2019-10-11T17:35:27.856Z


At a meeting of the EU interior ministers experts warned SPIEGEL information against the danger of right-wing extremist violence. Europe should consider putting neo-Nazi groups on a terrorist list - like Canada.



European Union security experts are concerned about the growing right-wing threat of terrorism. This emerges from a minutes of the meeting of EU interior ministers this week in Luxembourg, which is the SPIEGEL. But the individual states can not even agree on a common definition, which is violent right-wing extremism.

According to the briefing of the ministerial meeting on Tuesday, experts from the police department Europol complained that the phenomenon was "not sufficiently documented".

Often, extremist crimes are not understood as terrorist acts. Representatives of the European Commission warned that violent right-wing extremism increasingly uses methods that are known by Islamists, such as the spread of hatred on the Internet.

German security agencies are being increased

The EU Counter-Terrorism Coordinator, Belgian Gilles de Kerchove, said: "Right-wing extremists are on the rise not just in Europe but worldwide." He referred to attacks in New Zealand, Norway and the US. However, there is still no common definition of violent right-wing extremism among the Member States of the European Union.

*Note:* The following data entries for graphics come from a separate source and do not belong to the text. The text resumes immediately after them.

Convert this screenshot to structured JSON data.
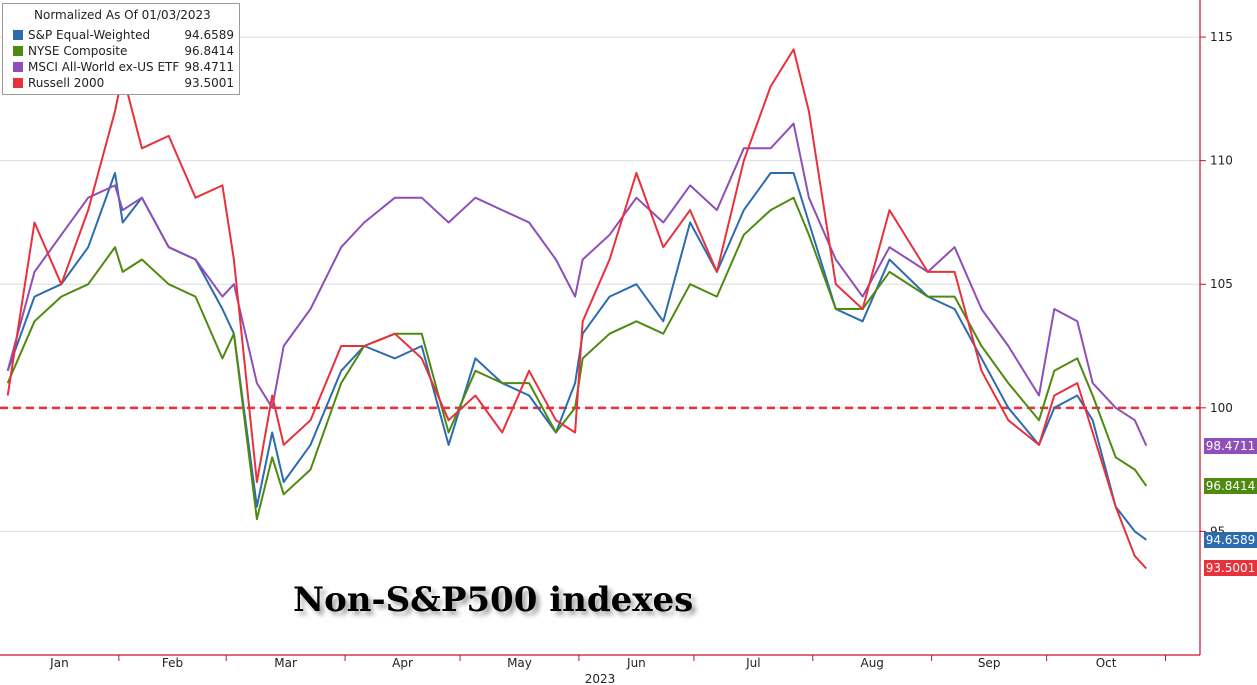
{
  "chart_data": {
    "type": "line",
    "legend_title": "Normalized As Of 01/03/2023",
    "legend_position": "top-left",
    "grid": true,
    "overlay_title": "Non-S&P500 indexes",
    "xlabel": "2023",
    "x_ticks": [
      "Jan",
      "Feb",
      "Mar",
      "Apr",
      "May",
      "Jun",
      "Jul",
      "Aug",
      "Sep",
      "Oct"
    ],
    "y_ticks": [
      "95",
      "100",
      "105",
      "110",
      "115"
    ],
    "ylim": [
      90,
      116.5
    ],
    "reference_line": {
      "y": 100,
      "color": "#e8313b",
      "style": "dashed"
    },
    "series": [
      {
        "name": "S&P Equal-Weighted",
        "color": "#2b6cb0",
        "last_value": "94.6589",
        "x": [
          "2023-01-03",
          "2023-01-10",
          "2023-01-17",
          "2023-01-24",
          "2023-01-31",
          "2023-02-02",
          "2023-02-07",
          "2023-02-14",
          "2023-02-21",
          "2023-02-28",
          "2023-03-03",
          "2023-03-09",
          "2023-03-13",
          "2023-03-16",
          "2023-03-23",
          "2023-03-31",
          "2023-04-06",
          "2023-04-14",
          "2023-04-21",
          "2023-04-28",
          "2023-05-05",
          "2023-05-12",
          "2023-05-19",
          "2023-05-26",
          "2023-05-31",
          "2023-06-02",
          "2023-06-09",
          "2023-06-16",
          "2023-06-23",
          "2023-06-30",
          "2023-07-07",
          "2023-07-14",
          "2023-07-21",
          "2023-07-27",
          "2023-07-31",
          "2023-08-07",
          "2023-08-14",
          "2023-08-21",
          "2023-08-31",
          "2023-09-07",
          "2023-09-14",
          "2023-09-21",
          "2023-09-29",
          "2023-10-03",
          "2023-10-09",
          "2023-10-13",
          "2023-10-19",
          "2023-10-24",
          "2023-10-27"
        ],
        "values": [
          101.5,
          104.5,
          105.0,
          106.5,
          109.5,
          107.5,
          108.5,
          106.5,
          106.0,
          104.0,
          103.0,
          96.0,
          99.0,
          97.0,
          98.5,
          101.5,
          102.5,
          102.0,
          102.5,
          98.5,
          102.0,
          101.0,
          100.5,
          99.0,
          101.0,
          103.0,
          104.5,
          105.0,
          103.5,
          107.5,
          105.5,
          108.0,
          109.5,
          109.5,
          107.5,
          104.0,
          103.5,
          106.0,
          104.5,
          104.0,
          102.0,
          100.0,
          98.5,
          100.0,
          100.5,
          99.5,
          96.0,
          95.0,
          94.6589
        ]
      },
      {
        "name": "NYSE Composite",
        "color": "#4f8a10",
        "last_value": "96.8414",
        "x": [
          "2023-01-03",
          "2023-01-10",
          "2023-01-17",
          "2023-01-24",
          "2023-01-31",
          "2023-02-02",
          "2023-02-07",
          "2023-02-14",
          "2023-02-21",
          "2023-02-28",
          "2023-03-03",
          "2023-03-09",
          "2023-03-13",
          "2023-03-16",
          "2023-03-23",
          "2023-03-31",
          "2023-04-06",
          "2023-04-14",
          "2023-04-21",
          "2023-04-28",
          "2023-05-05",
          "2023-05-12",
          "2023-05-19",
          "2023-05-26",
          "2023-05-31",
          "2023-06-02",
          "2023-06-09",
          "2023-06-16",
          "2023-06-23",
          "2023-06-30",
          "2023-07-07",
          "2023-07-14",
          "2023-07-21",
          "2023-07-27",
          "2023-07-31",
          "2023-08-07",
          "2023-08-14",
          "2023-08-21",
          "2023-08-31",
          "2023-09-07",
          "2023-09-14",
          "2023-09-21",
          "2023-09-29",
          "2023-10-03",
          "2023-10-09",
          "2023-10-13",
          "2023-10-19",
          "2023-10-24",
          "2023-10-27"
        ],
        "values": [
          101.0,
          103.5,
          104.5,
          105.0,
          106.5,
          105.5,
          106.0,
          105.0,
          104.5,
          102.0,
          103.0,
          95.5,
          98.0,
          96.5,
          97.5,
          101.0,
          102.5,
          103.0,
          103.0,
          99.0,
          101.5,
          101.0,
          101.0,
          99.0,
          100.0,
          102.0,
          103.0,
          103.5,
          103.0,
          105.0,
          104.5,
          107.0,
          108.0,
          108.5,
          107.0,
          104.0,
          104.0,
          105.5,
          104.5,
          104.5,
          102.5,
          101.0,
          99.5,
          101.5,
          102.0,
          100.5,
          98.0,
          97.5,
          96.8414
        ]
      },
      {
        "name": "MSCI All-World ex-US ETF",
        "color": "#8e4fb8",
        "last_value": "98.4711",
        "x": [
          "2023-01-03",
          "2023-01-10",
          "2023-01-17",
          "2023-01-24",
          "2023-01-31",
          "2023-02-02",
          "2023-02-07",
          "2023-02-14",
          "2023-02-21",
          "2023-02-28",
          "2023-03-03",
          "2023-03-09",
          "2023-03-13",
          "2023-03-16",
          "2023-03-23",
          "2023-03-31",
          "2023-04-06",
          "2023-04-14",
          "2023-04-21",
          "2023-04-28",
          "2023-05-05",
          "2023-05-12",
          "2023-05-19",
          "2023-05-26",
          "2023-05-31",
          "2023-06-02",
          "2023-06-09",
          "2023-06-16",
          "2023-06-23",
          "2023-06-30",
          "2023-07-07",
          "2023-07-14",
          "2023-07-21",
          "2023-07-27",
          "2023-07-31",
          "2023-08-07",
          "2023-08-14",
          "2023-08-21",
          "2023-08-31",
          "2023-09-07",
          "2023-09-14",
          "2023-09-21",
          "2023-09-29",
          "2023-10-03",
          "2023-10-09",
          "2023-10-13",
          "2023-10-19",
          "2023-10-24",
          "2023-10-27"
        ],
        "values": [
          101.5,
          105.5,
          107.0,
          108.5,
          109.0,
          108.0,
          108.5,
          106.5,
          106.0,
          104.5,
          105.0,
          101.0,
          100.0,
          102.5,
          104.0,
          106.5,
          107.5,
          108.5,
          108.5,
          107.5,
          108.5,
          108.0,
          107.5,
          106.0,
          104.5,
          106.0,
          107.0,
          108.5,
          107.5,
          109.0,
          108.0,
          110.5,
          110.5,
          111.5,
          108.5,
          106.0,
          104.5,
          106.5,
          105.5,
          106.5,
          104.0,
          102.5,
          100.5,
          104.0,
          103.5,
          101.0,
          100.0,
          99.5,
          98.4711
        ]
      },
      {
        "name": "Russell 2000",
        "color": "#e8313b",
        "last_value": "93.5001",
        "x": [
          "2023-01-03",
          "2023-01-10",
          "2023-01-17",
          "2023-01-24",
          "2023-01-31",
          "2023-02-02",
          "2023-02-07",
          "2023-02-14",
          "2023-02-21",
          "2023-02-28",
          "2023-03-03",
          "2023-03-09",
          "2023-03-13",
          "2023-03-16",
          "2023-03-23",
          "2023-03-31",
          "2023-04-06",
          "2023-04-14",
          "2023-04-21",
          "2023-04-28",
          "2023-05-05",
          "2023-05-12",
          "2023-05-19",
          "2023-05-26",
          "2023-05-31",
          "2023-06-02",
          "2023-06-09",
          "2023-06-16",
          "2023-06-23",
          "2023-06-30",
          "2023-07-07",
          "2023-07-14",
          "2023-07-21",
          "2023-07-27",
          "2023-07-31",
          "2023-08-07",
          "2023-08-14",
          "2023-08-21",
          "2023-08-31",
          "2023-09-07",
          "2023-09-14",
          "2023-09-21",
          "2023-09-29",
          "2023-10-03",
          "2023-10-09",
          "2023-10-13",
          "2023-10-19",
          "2023-10-24",
          "2023-10-27"
        ],
        "values": [
          100.5,
          107.5,
          105.0,
          108.0,
          112.0,
          113.5,
          110.5,
          111.0,
          108.5,
          109.0,
          106.0,
          97.0,
          100.5,
          98.5,
          99.5,
          102.5,
          102.5,
          103.0,
          102.0,
          99.5,
          100.5,
          99.0,
          101.5,
          99.5,
          99.0,
          103.5,
          106.0,
          109.5,
          106.5,
          108.0,
          105.5,
          110.0,
          113.0,
          114.5,
          112.0,
          105.0,
          104.0,
          108.0,
          105.5,
          105.5,
          101.5,
          99.5,
          98.5,
          100.5,
          101.0,
          99.0,
          96.0,
          94.0,
          93.5001
        ]
      }
    ]
  }
}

As an example, the anti-terror coordinator Canada, which a few months ago the neo-Nazi groups "Blood and Honor" and "Combat 18" has put on the terrorist list. A similar detection of violent right-wing extremist groups would also be considered at the European level, suggested de Kerchove.

Several Member States, including Sweden and Germany, welcomed a sharper crackdown on right-wing extremism in Europe.

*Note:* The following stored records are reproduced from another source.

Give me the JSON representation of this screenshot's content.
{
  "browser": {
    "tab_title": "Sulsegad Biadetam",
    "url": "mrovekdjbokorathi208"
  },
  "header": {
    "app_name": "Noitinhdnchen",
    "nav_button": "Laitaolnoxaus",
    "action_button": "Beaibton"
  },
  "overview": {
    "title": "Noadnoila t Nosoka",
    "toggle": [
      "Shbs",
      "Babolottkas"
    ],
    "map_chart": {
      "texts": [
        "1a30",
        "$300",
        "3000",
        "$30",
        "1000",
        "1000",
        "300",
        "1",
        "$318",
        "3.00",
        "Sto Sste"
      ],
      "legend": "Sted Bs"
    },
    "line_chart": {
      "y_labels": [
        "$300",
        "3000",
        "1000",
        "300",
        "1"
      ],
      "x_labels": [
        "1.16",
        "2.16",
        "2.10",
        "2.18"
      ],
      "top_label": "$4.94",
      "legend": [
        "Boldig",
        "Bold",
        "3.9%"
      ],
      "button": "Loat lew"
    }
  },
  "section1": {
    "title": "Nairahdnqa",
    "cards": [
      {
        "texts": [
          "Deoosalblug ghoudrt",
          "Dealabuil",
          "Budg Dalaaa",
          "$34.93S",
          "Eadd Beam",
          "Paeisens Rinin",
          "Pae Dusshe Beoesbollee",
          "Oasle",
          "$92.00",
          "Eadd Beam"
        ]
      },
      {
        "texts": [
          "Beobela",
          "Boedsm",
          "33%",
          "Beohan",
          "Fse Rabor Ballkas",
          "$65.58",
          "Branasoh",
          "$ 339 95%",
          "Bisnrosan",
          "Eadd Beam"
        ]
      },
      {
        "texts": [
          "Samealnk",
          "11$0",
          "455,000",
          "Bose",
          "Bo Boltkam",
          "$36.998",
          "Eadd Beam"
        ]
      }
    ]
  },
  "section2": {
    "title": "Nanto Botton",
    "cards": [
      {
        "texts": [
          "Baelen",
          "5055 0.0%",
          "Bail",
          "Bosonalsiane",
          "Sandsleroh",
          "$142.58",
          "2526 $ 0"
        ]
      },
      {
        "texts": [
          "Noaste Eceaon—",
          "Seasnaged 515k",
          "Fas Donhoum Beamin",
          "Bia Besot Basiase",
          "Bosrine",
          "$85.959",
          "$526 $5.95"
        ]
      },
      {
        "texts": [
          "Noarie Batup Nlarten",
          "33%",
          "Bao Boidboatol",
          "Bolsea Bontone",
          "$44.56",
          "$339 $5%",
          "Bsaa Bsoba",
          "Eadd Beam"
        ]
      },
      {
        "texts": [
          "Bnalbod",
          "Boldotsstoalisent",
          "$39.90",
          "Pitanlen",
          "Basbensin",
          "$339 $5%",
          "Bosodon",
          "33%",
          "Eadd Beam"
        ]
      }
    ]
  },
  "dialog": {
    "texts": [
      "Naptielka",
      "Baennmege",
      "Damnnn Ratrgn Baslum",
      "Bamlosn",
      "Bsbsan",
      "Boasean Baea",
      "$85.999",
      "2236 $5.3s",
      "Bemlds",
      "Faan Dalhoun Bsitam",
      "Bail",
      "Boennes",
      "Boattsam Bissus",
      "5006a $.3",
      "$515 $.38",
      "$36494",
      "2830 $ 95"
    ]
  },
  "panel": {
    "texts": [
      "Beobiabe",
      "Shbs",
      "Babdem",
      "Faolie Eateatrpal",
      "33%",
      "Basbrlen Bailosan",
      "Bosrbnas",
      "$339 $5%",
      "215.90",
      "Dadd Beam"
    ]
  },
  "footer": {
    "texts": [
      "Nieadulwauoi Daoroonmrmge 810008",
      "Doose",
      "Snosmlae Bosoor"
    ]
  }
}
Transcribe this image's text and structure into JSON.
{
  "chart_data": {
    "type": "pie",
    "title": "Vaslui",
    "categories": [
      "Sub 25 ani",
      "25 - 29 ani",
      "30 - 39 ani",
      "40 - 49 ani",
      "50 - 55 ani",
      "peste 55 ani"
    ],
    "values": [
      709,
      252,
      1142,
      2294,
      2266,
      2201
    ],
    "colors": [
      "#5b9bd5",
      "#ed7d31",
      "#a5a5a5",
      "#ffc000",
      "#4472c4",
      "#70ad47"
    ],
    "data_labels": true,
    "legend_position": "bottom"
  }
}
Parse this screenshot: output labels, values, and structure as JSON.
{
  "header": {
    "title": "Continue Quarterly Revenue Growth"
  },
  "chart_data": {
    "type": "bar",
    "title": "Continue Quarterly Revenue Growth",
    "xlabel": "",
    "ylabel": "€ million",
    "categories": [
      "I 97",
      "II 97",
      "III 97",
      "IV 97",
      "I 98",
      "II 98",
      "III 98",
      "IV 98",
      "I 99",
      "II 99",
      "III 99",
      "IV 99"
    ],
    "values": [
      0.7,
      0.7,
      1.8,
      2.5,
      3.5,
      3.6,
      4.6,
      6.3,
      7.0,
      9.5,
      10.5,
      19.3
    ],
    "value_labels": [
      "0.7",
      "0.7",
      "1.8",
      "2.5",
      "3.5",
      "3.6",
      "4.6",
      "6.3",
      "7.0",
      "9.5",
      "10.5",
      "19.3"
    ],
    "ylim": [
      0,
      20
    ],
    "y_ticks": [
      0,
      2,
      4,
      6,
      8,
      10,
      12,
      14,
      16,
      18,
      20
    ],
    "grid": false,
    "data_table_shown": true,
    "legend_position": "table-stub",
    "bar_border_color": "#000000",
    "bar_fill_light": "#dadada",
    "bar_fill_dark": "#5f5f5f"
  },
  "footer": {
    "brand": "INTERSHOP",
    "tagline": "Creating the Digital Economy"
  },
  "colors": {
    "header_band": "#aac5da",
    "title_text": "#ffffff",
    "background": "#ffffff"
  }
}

Interior Minister Horst Seehofer (CSU) and his delegation are quoted as saying that they had to make "painful experiences" last. Therefore, the German security authorities would currently be increased and equipped with additional powers.

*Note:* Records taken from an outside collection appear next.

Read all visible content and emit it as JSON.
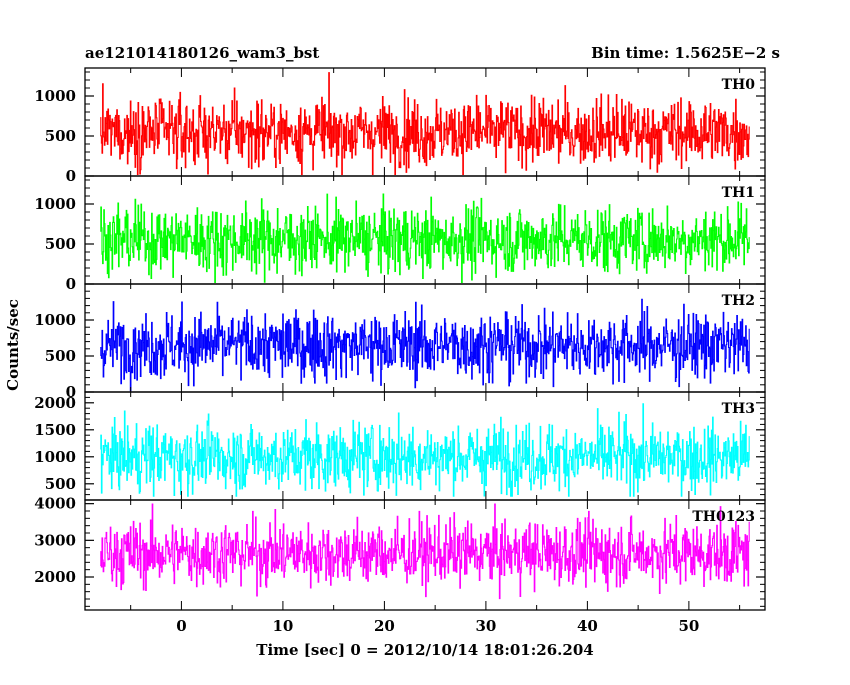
{
  "header": {
    "source_name": "ae121014180126_wam3_bst",
    "bin_time": "Bin time: 1.5625E−2 s"
  },
  "chart_data": {
    "type": "line",
    "style": "histogram-step",
    "xlabel": "Time [sec] 0 = 2012/10/14 18:01:26.204",
    "ylabel": "Counts/sec",
    "xlim": [
      -9.5,
      57.5
    ],
    "x_data_range": [
      -8.0,
      56.0
    ],
    "bin_time": 0.015625,
    "x_ticks": [
      0,
      10,
      20,
      30,
      40,
      50
    ],
    "x_tick_labels": [
      "0",
      "10",
      "20",
      "30",
      "40",
      "50"
    ],
    "grid": false,
    "legend": "none",
    "panels": [
      {
        "label": "TH0",
        "color": "#ff0000",
        "ylim": [
          0,
          1350
        ],
        "y_ticks": [
          0,
          500,
          1000
        ],
        "y_tick_labels": [
          "0",
          "500",
          "1000"
        ],
        "mean": 550,
        "typical_min": 50,
        "typical_max": 1300
      },
      {
        "label": "TH1",
        "color": "#00ff00",
        "ylim": [
          0,
          1350
        ],
        "y_ticks": [
          0,
          500,
          1000
        ],
        "y_tick_labels": [
          "0",
          "500",
          "1000"
        ],
        "mean": 560,
        "typical_min": 50,
        "typical_max": 1300
      },
      {
        "label": "TH2",
        "color": "#0000ff",
        "ylim": [
          0,
          1500
        ],
        "y_ticks": [
          0,
          500,
          1000
        ],
        "y_tick_labels": [
          "0",
          "500",
          "1000"
        ],
        "mean": 650,
        "typical_min": 50,
        "typical_max": 1450
      },
      {
        "label": "TH3",
        "color": "#00ffff",
        "ylim": [
          200,
          2200
        ],
        "y_ticks": [
          500,
          1000,
          1500,
          2000
        ],
        "y_tick_labels": [
          "500",
          "1000",
          "1500",
          "2000"
        ],
        "mean": 1000,
        "typical_min": 300,
        "typical_max": 2150
      },
      {
        "label": "TH0123",
        "color": "#ff00ff",
        "ylim": [
          1100,
          4100
        ],
        "y_ticks": [
          2000,
          3000,
          4000
        ],
        "y_tick_labels": [
          "2000",
          "3000",
          "4000"
        ],
        "mean": 2650,
        "typical_min": 1300,
        "typical_max": 3950
      }
    ]
  }
}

That's what the ministers agreed on

The representatives of other countries expressed some restraint. In the end, according to a statement, the ministerial ministers agreed, among other things, to first of all get a "better overview of violent right-wing extremism and terrorism" in Europe.

Just the day after the EU meeting, 27-year-old Stephan Balliet in Halle tried to storm a synagogue in order to kill as many Jews as possible. When he failed to penetrate the church with weapons and explosives, he shot a passerby in the street and a construction worker in a doner kebab shop. Balliet filmed his attacks and broadcast them live on the Internet. He is in custody and has confessed his actions.

Left MEP Cornelia Ernst told SPIEGEL that it had to be officially recognized "that right-wing extremism is an urgent problem across the EU".

Only in this way could "the issue also be given the necessary priority".